Tuesday, July 23, 2024

Me and You and Everyone We Know

Miranda July has a new book out—I've been hearing a lot of interviews she's giving about it—and I remember seeing her directing debut and thinking it was kinda "meh"...however talented she is as a creative force.

Anyway, here's what I wrote at the time of the film's release...


Oddball movie about oddballs and the love-fantasy they all pursue, from childhood to old age. Lots of good moments, but the cartilage holding the thing together is a little thread-bare, although the good parts are good enough to make you forget what you're seeing isn't very good...like good performance art should. Ultimately, it's a movie that depends on the charity of the audience to give it the glow in memory that the actuality lacks.

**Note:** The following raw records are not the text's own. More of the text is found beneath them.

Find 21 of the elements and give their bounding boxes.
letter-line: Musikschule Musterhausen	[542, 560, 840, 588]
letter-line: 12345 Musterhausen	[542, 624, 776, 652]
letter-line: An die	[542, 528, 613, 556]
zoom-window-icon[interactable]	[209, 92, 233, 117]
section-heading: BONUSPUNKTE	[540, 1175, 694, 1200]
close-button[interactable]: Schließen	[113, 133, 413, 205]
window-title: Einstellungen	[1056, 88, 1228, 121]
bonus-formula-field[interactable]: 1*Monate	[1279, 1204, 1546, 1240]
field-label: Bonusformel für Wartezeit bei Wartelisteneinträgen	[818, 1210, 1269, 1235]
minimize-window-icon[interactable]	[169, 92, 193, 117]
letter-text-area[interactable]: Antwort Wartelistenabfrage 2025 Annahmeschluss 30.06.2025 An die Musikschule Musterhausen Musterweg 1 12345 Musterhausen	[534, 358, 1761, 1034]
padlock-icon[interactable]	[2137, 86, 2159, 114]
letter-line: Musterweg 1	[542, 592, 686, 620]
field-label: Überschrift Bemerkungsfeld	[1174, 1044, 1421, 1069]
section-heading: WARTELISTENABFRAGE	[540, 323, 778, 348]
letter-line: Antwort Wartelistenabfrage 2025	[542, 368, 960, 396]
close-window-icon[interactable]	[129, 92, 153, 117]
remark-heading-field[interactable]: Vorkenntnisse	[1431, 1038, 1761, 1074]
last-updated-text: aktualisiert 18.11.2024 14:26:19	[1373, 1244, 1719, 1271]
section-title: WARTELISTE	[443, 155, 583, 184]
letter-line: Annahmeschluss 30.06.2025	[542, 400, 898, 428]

Richard (John Hawkes) is a shoe salesman, recently separated, sharing custody of his two kids, who are growing up a little too fast. Christine (Miranda July) is a multi-hyphenate: performance artist/writer-film-maker/fantasist/assisted living chauffeur. She's trying to get a local art showcase to show her work while also juggling mooning over Richard and driving her "Eldercab." Everything revolves around these two characters in a goldfish bowl environment so tightly wound it would make Iñárritu slap his forehead in disbelief—everyone knows everyone else, even if they don't know it. And so much of the movie depends on code and secret messages that one suspects July is trying to create her own club-house with secret decoder rings.*
I'll avoid talking about the creepy aspects of the film, which involve underage kids and one pervy guy who talks (or writes and tapes to his window...without consequences, mind you) about what he'd like to do to
two young women who hang out at the bus-stop in front of his house (which parallels an earlier incident in a chat-room), and when confronted with it, collapses beautifully in a puff of his own imagined machismo. One becomes used to the 90° turn that July uses to cap her various stories and soon they no longer surprise. You also can't imagine the stories going anywhere further than what she presents...everything just ends, another aspect of the limited life-in-a-nutshell world that she creates. It kept reminding me that these are "characters" and not people. Conceits, not lives.
Roger Ebert inexplicably called this the fifth best film of the decade
.
** As they say in Adaptation.: "You are what you love, not what loves you." Me and You and Everyone We Know didn't give me much love. And Ebert must have had a good week that week.
 
* "Macaroni" and ))<>((: would that the messages actually be profound.
 
** Well, technically, not inexplicably, but what he found charming, I found a bit...annoying.  Different strokes.

1 comment:

  1. I think I liked this more than you did -- I remember enjoying it a lot. Maybe I had had a good week.